During fires, some components of septic systems may be damaged. If your property was directly impacted by fire your septic system should be assessed by a Registered Onsite Wastewater Practitioner (ROWP). To find an ROWP in your area: http://owrp.asttbc.org/c/finder.php.
Pools and hot tubs
Power outages will also cause the circulation and treatment systems of pools and hot tubs to stop working. Private pool owners should ensure adequate disinfection (chlorine levels) and circulation prior to using the pool. Commercial pools may be closed temporarily as operators rebalance their chemicals.
For more information on health and safety considerations and tips for cleanup view our document After a Fire – Returning Home on the Interior Health Emergency Preparedness webpage. https://www.interiorhealth.ca/YourEnvironment/EmergencyPreparedness/Docu...
To contact an environmental health officer for questions regarding food and water safety please call 1-855-744-6328 option 1.
For Immediate Release | July 22, 2017
Info Bulletin – 100 Mile emergency department is open
100 MILE HOUSE – The 100 Mile District General Hospital emergency department is now open for 24/7 urgent patient care as an evacuation order for the community has been lifted.
Other hospital services (including acute inpatient beds, outpatient lab and diagnostic imaging, scheduled ambulatory daycare procedures, oncology, and hospital-based clinics) will remain closed at this time. Individuals requiring ongoing hospital-based care may be transferred to alternate facilities.
Interior Health (IH) continues planning for the staged resumption of other regular services at 100 Mile District General Hospital, the return of residents to Mill Site Lodge and Fischer Place residential care sites, and the return of assisted living clients to Carefree Manor (an IH contracted provider).

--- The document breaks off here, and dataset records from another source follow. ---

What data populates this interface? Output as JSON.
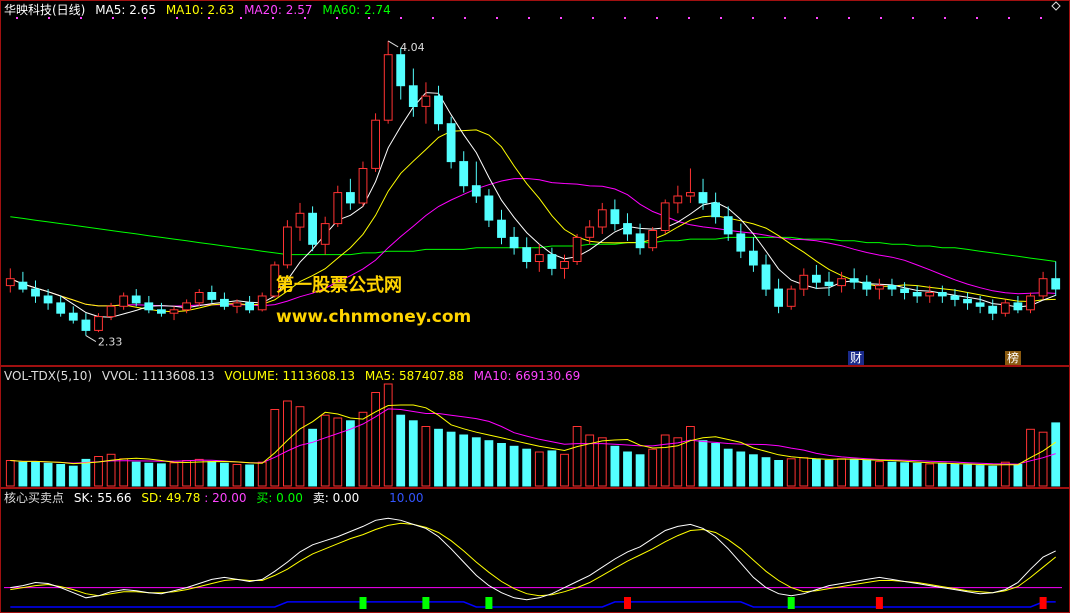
{
  "colors": {
    "background": "#000000",
    "frame": "#a01010",
    "up": "#ff3333",
    "down": "#54ffff",
    "ma5": "#ffffff",
    "ma10": "#ffff00",
    "ma20": "#ff00ff",
    "ma60": "#00ff00",
    "vma10": "#ff00ff",
    "sk": "#ffffff",
    "sd": "#ffff00",
    "level20": "#ff00ff",
    "level10": "#0000ff",
    "buy": "#00ff00",
    "sell": "#ff0000"
  },
  "main_header": {
    "title": "华映科技(日线)",
    "ma5": "MA5: 2.65",
    "ma10": "MA10: 2.63",
    "ma20": "MA20: 2.57",
    "ma60": "MA60: 2.74"
  },
  "high_label": "4.04",
  "low_label": "2.33",
  "watermark": {
    "title": "第一股票公式网",
    "url": "www.chnmoney.com"
  },
  "tags": {
    "cai": "财",
    "bang": "榜"
  },
  "vol_header": {
    "name": "VOL-TDX(5,10)",
    "vvol": "VVOL: 1113608.13",
    "volume": "VOLUME: 1113608.13",
    "ma5": "MA5: 587407.88",
    "ma10": "MA10: 669130.69"
  },
  "ind_header": {
    "name": "核心买卖点",
    "sk": "SK: 55.66",
    "sd": "SD: 49.78",
    "l20": ": 20.00",
    "buy": "买: 0.00",
    "sell": "卖: 0.00",
    "l10": "10.00"
  },
  "chart_data": [
    {
      "type": "candlestick",
      "price_range": [
        2.2,
        4.15
      ],
      "high": 4.04,
      "low": 2.33,
      "last_ma": {
        "MA5": 2.65,
        "MA10": 2.63,
        "MA20": 2.57,
        "MA60": 2.74
      },
      "candles": [
        [
          2.62,
          2.72,
          2.58,
          2.66
        ],
        [
          2.64,
          2.7,
          2.58,
          2.6
        ],
        [
          2.6,
          2.65,
          2.52,
          2.56
        ],
        [
          2.56,
          2.6,
          2.48,
          2.52
        ],
        [
          2.52,
          2.56,
          2.44,
          2.46
        ],
        [
          2.46,
          2.5,
          2.4,
          2.42
        ],
        [
          2.42,
          2.46,
          2.33,
          2.36
        ],
        [
          2.36,
          2.46,
          2.35,
          2.44
        ],
        [
          2.44,
          2.52,
          2.42,
          2.5
        ],
        [
          2.5,
          2.58,
          2.48,
          2.56
        ],
        [
          2.56,
          2.6,
          2.5,
          2.52
        ],
        [
          2.52,
          2.56,
          2.46,
          2.48
        ],
        [
          2.48,
          2.52,
          2.44,
          2.46
        ],
        [
          2.46,
          2.5,
          2.42,
          2.48
        ],
        [
          2.48,
          2.54,
          2.46,
          2.52
        ],
        [
          2.52,
          2.6,
          2.5,
          2.58
        ],
        [
          2.58,
          2.62,
          2.52,
          2.54
        ],
        [
          2.54,
          2.58,
          2.48,
          2.5
        ],
        [
          2.5,
          2.54,
          2.46,
          2.52
        ],
        [
          2.52,
          2.56,
          2.46,
          2.48
        ],
        [
          2.48,
          2.58,
          2.47,
          2.56
        ],
        [
          2.56,
          2.76,
          2.55,
          2.74
        ],
        [
          2.74,
          3.0,
          2.72,
          2.96
        ],
        [
          2.96,
          3.1,
          2.88,
          3.04
        ],
        [
          3.04,
          3.08,
          2.82,
          2.86
        ],
        [
          2.86,
          3.02,
          2.8,
          2.98
        ],
        [
          2.98,
          3.2,
          2.96,
          3.16
        ],
        [
          3.16,
          3.24,
          3.06,
          3.1
        ],
        [
          3.1,
          3.34,
          3.08,
          3.3
        ],
        [
          3.3,
          3.62,
          3.28,
          3.58
        ],
        [
          3.58,
          4.04,
          3.56,
          3.96
        ],
        [
          3.96,
          4.0,
          3.7,
          3.78
        ],
        [
          3.78,
          3.88,
          3.6,
          3.66
        ],
        [
          3.66,
          3.8,
          3.56,
          3.72
        ],
        [
          3.72,
          3.78,
          3.52,
          3.56
        ],
        [
          3.56,
          3.6,
          3.3,
          3.34
        ],
        [
          3.34,
          3.4,
          3.16,
          3.2
        ],
        [
          3.2,
          3.34,
          3.1,
          3.14
        ],
        [
          3.14,
          3.18,
          2.96,
          3.0
        ],
        [
          3.0,
          3.06,
          2.86,
          2.9
        ],
        [
          2.9,
          2.96,
          2.8,
          2.84
        ],
        [
          2.84,
          2.9,
          2.72,
          2.76
        ],
        [
          2.76,
          2.86,
          2.7,
          2.8
        ],
        [
          2.8,
          2.84,
          2.68,
          2.72
        ],
        [
          2.72,
          2.8,
          2.66,
          2.76
        ],
        [
          2.76,
          2.92,
          2.74,
          2.9
        ],
        [
          2.9,
          3.0,
          2.86,
          2.96
        ],
        [
          2.96,
          3.1,
          2.92,
          3.06
        ],
        [
          3.06,
          3.12,
          2.94,
          2.98
        ],
        [
          2.98,
          3.04,
          2.88,
          2.92
        ],
        [
          2.92,
          2.98,
          2.8,
          2.84
        ],
        [
          2.84,
          2.96,
          2.82,
          2.94
        ],
        [
          2.94,
          3.12,
          2.92,
          3.1
        ],
        [
          3.1,
          3.2,
          3.04,
          3.14
        ],
        [
          3.14,
          3.3,
          3.1,
          3.16
        ],
        [
          3.16,
          3.24,
          3.06,
          3.1
        ],
        [
          3.1,
          3.16,
          2.98,
          3.02
        ],
        [
          3.02,
          3.08,
          2.88,
          2.92
        ],
        [
          2.92,
          2.98,
          2.78,
          2.82
        ],
        [
          2.82,
          2.9,
          2.7,
          2.74
        ],
        [
          2.74,
          2.8,
          2.56,
          2.6
        ],
        [
          2.6,
          2.66,
          2.46,
          2.5
        ],
        [
          2.5,
          2.62,
          2.48,
          2.6
        ],
        [
          2.6,
          2.72,
          2.56,
          2.68
        ],
        [
          2.68,
          2.74,
          2.6,
          2.64
        ],
        [
          2.64,
          2.7,
          2.56,
          2.62
        ],
        [
          2.62,
          2.7,
          2.58,
          2.66
        ],
        [
          2.66,
          2.72,
          2.6,
          2.64
        ],
        [
          2.64,
          2.68,
          2.56,
          2.6
        ],
        [
          2.6,
          2.66,
          2.54,
          2.62
        ],
        [
          2.62,
          2.66,
          2.56,
          2.6
        ],
        [
          2.6,
          2.64,
          2.54,
          2.58
        ],
        [
          2.58,
          2.62,
          2.52,
          2.56
        ],
        [
          2.56,
          2.62,
          2.52,
          2.58
        ],
        [
          2.58,
          2.62,
          2.52,
          2.56
        ],
        [
          2.56,
          2.6,
          2.5,
          2.54
        ],
        [
          2.54,
          2.58,
          2.48,
          2.52
        ],
        [
          2.52,
          2.56,
          2.46,
          2.5
        ],
        [
          2.5,
          2.54,
          2.42,
          2.46
        ],
        [
          2.46,
          2.54,
          2.44,
          2.52
        ],
        [
          2.52,
          2.56,
          2.46,
          2.48
        ],
        [
          2.48,
          2.58,
          2.46,
          2.56
        ],
        [
          2.56,
          2.7,
          2.54,
          2.66
        ],
        [
          2.66,
          2.76,
          2.56,
          2.6
        ]
      ],
      "ma60": [
        3.02,
        3.01,
        3.0,
        2.99,
        2.98,
        2.97,
        2.96,
        2.95,
        2.94,
        2.93,
        2.92,
        2.91,
        2.9,
        2.89,
        2.88,
        2.87,
        2.86,
        2.85,
        2.84,
        2.83,
        2.82,
        2.81,
        2.8,
        2.8,
        2.8,
        2.8,
        2.8,
        2.8,
        2.81,
        2.81,
        2.82,
        2.82,
        2.82,
        2.83,
        2.83,
        2.83,
        2.83,
        2.84,
        2.84,
        2.84,
        2.84,
        2.84,
        2.84,
        2.85,
        2.85,
        2.85,
        2.86,
        2.86,
        2.86,
        2.87,
        2.87,
        2.87,
        2.88,
        2.88,
        2.89,
        2.89,
        2.89,
        2.9,
        2.9,
        2.9,
        2.9,
        2.9,
        2.9,
        2.89,
        2.89,
        2.89,
        2.88,
        2.88,
        2.87,
        2.87,
        2.86,
        2.86,
        2.85,
        2.85,
        2.84,
        2.84,
        2.83,
        2.82,
        2.81,
        2.8,
        2.79,
        2.78,
        2.77,
        2.76
      ]
    },
    {
      "type": "bar",
      "name": "VOL-TDX(5,10)",
      "volume_range": [
        0,
        1800000
      ],
      "last": {
        "VOLUME": 1113608.13,
        "MA5": 587407.88,
        "MA10": 669130.69
      },
      "volumes": [
        450000,
        420000,
        430000,
        400000,
        380000,
        350000,
        470000,
        520000,
        560000,
        480000,
        420000,
        400000,
        390000,
        410000,
        450000,
        470000,
        430000,
        400000,
        380000,
        370000,
        420000,
        1350000,
        1500000,
        1400000,
        1000000,
        1250000,
        1200000,
        1150000,
        1300000,
        1650000,
        1800000,
        1250000,
        1150000,
        1050000,
        1000000,
        950000,
        900000,
        850000,
        800000,
        750000,
        700000,
        650000,
        600000,
        620000,
        560000,
        1050000,
        900000,
        850000,
        700000,
        600000,
        550000,
        650000,
        900000,
        850000,
        1050000,
        800000,
        750000,
        650000,
        600000,
        550000,
        500000,
        450000,
        480000,
        500000,
        470000,
        450000,
        480000,
        470000,
        450000,
        430000,
        420000,
        410000,
        400000,
        390000,
        400000,
        380000,
        370000,
        360000,
        350000,
        420000,
        380000,
        1000000,
        950000,
        1113608
      ]
    },
    {
      "type": "line",
      "name": "核心买卖点",
      "y_range": [
        0,
        100
      ],
      "levels": [
        20,
        10
      ],
      "last": {
        "SK": 55.66,
        "SD": 49.78
      },
      "sk": [
        20,
        22,
        25,
        24,
        20,
        15,
        10,
        12,
        16,
        18,
        17,
        15,
        14,
        17,
        20,
        24,
        28,
        30,
        28,
        26,
        28,
        36,
        45,
        55,
        62,
        66,
        70,
        75,
        80,
        86,
        88,
        86,
        82,
        78,
        70,
        58,
        45,
        32,
        22,
        15,
        10,
        8,
        10,
        14,
        20,
        26,
        32,
        40,
        48,
        55,
        60,
        68,
        76,
        80,
        82,
        78,
        70,
        58,
        44,
        30,
        20,
        14,
        12,
        14,
        18,
        22,
        24,
        26,
        28,
        30,
        28,
        26,
        24,
        22,
        20,
        18,
        16,
        14,
        15,
        18,
        25,
        38,
        50,
        56
      ],
      "sd": [
        18,
        20,
        22,
        23,
        21,
        18,
        14,
        12,
        14,
        16,
        16,
        15,
        15,
        16,
        18,
        21,
        24,
        27,
        28,
        27,
        27,
        32,
        38,
        46,
        53,
        58,
        63,
        68,
        72,
        77,
        81,
        83,
        82,
        79,
        74,
        66,
        56,
        45,
        35,
        26,
        19,
        14,
        12,
        13,
        16,
        20,
        25,
        32,
        39,
        46,
        52,
        58,
        65,
        71,
        76,
        77,
        74,
        67,
        58,
        47,
        36,
        27,
        20,
        16,
        17,
        19,
        21,
        23,
        25,
        27,
        27,
        26,
        25,
        23,
        21,
        19,
        17,
        16,
        15,
        17,
        21,
        30,
        40,
        50
      ],
      "signals": [
        {
          "label": "买",
          "index": 28
        },
        {
          "label": "买",
          "index": 33
        },
        {
          "label": "买",
          "index": 38
        },
        {
          "label": "卖",
          "index": 49
        },
        {
          "label": "买",
          "index": 62
        },
        {
          "label": "卖",
          "index": 69
        },
        {
          "label": "卖",
          "index": 82
        }
      ]
    }
  ]
}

Decisions regarding the return of vulnerable individuals – including residential care clients, hospital patients, oncology (chemotherapy) patients, and individuals with chronic heart, lung and significant respiratory conditions – will be based on the lifting of any remaining alerts, local air quality, and wildfire activity in the region.

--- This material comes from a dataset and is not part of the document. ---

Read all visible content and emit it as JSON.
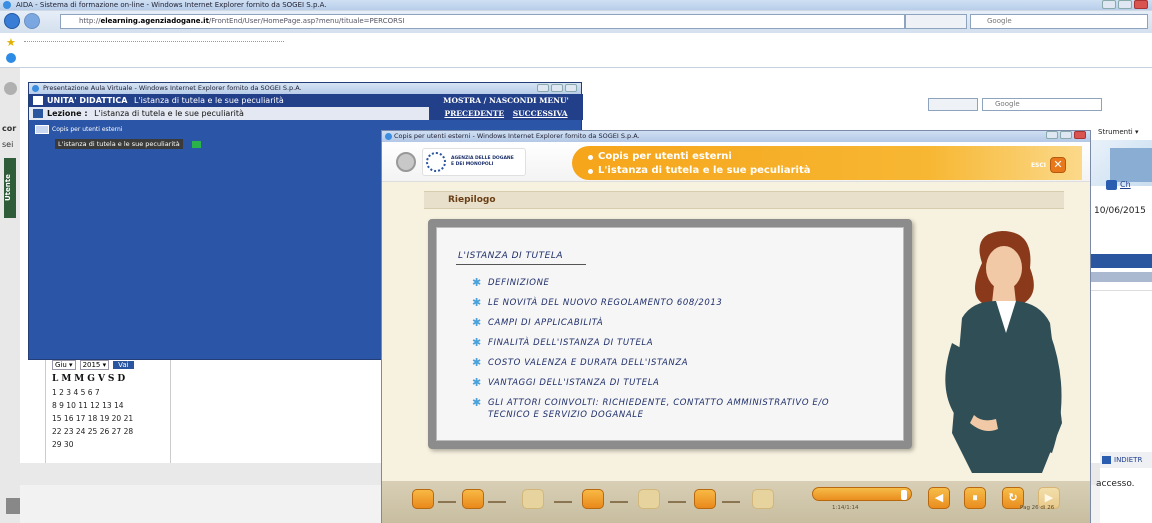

IH encourages individuals to contact their family physician’s office directly for information on hours of operation during this re-entry phase.
Wherever possible, IH staff has remained in contact with Home Support, Home Health and Mental Health Substance Use (MHSU) clients from the 100 Mile area during the evacuations. IH will support access to services locally as clients return to the community. Clients should note the following:
For urgent needs over the weekend, MHSU clients should call 250-395-7623 between
8 a.m. and 8 p.m. to speak to an MHSU nurse or visit the emergency department.
Home Support and Home Health clients who have urgent care needs over the weekend can call the Home Health on-call nurse at 250-395-0618.
MHSU and Home Support and Home Health staff will return to the South Cariboo Health Centre on Monday, July 24. Clients or families can call the health unit at 250-395-7676 to discuss care needs.
100 Mile House District General Hospital was closed on July 9 due to an evacuation order related to local wildfire activity. IH evacuated acute care patients from 100 Mile District General Hospital, residents from Mill Site Lodge and Fischer Place, and assisted living clients from Carefree Manor on July 7, as a precautionary measure prior to the evacuation order.
IH will continue to update residents on the status of facilities and health services in 100 Mile House. Please visit our Major Events page on the IH website for updates and further information related to the current wildfire situation.
IH’s priority in re-opening services in 100 Mile is the safety and security of patients, residents, clients and the staff supporting their care. We appreciate the public’s understanding and patience as we work to restore local health services during this challenging time.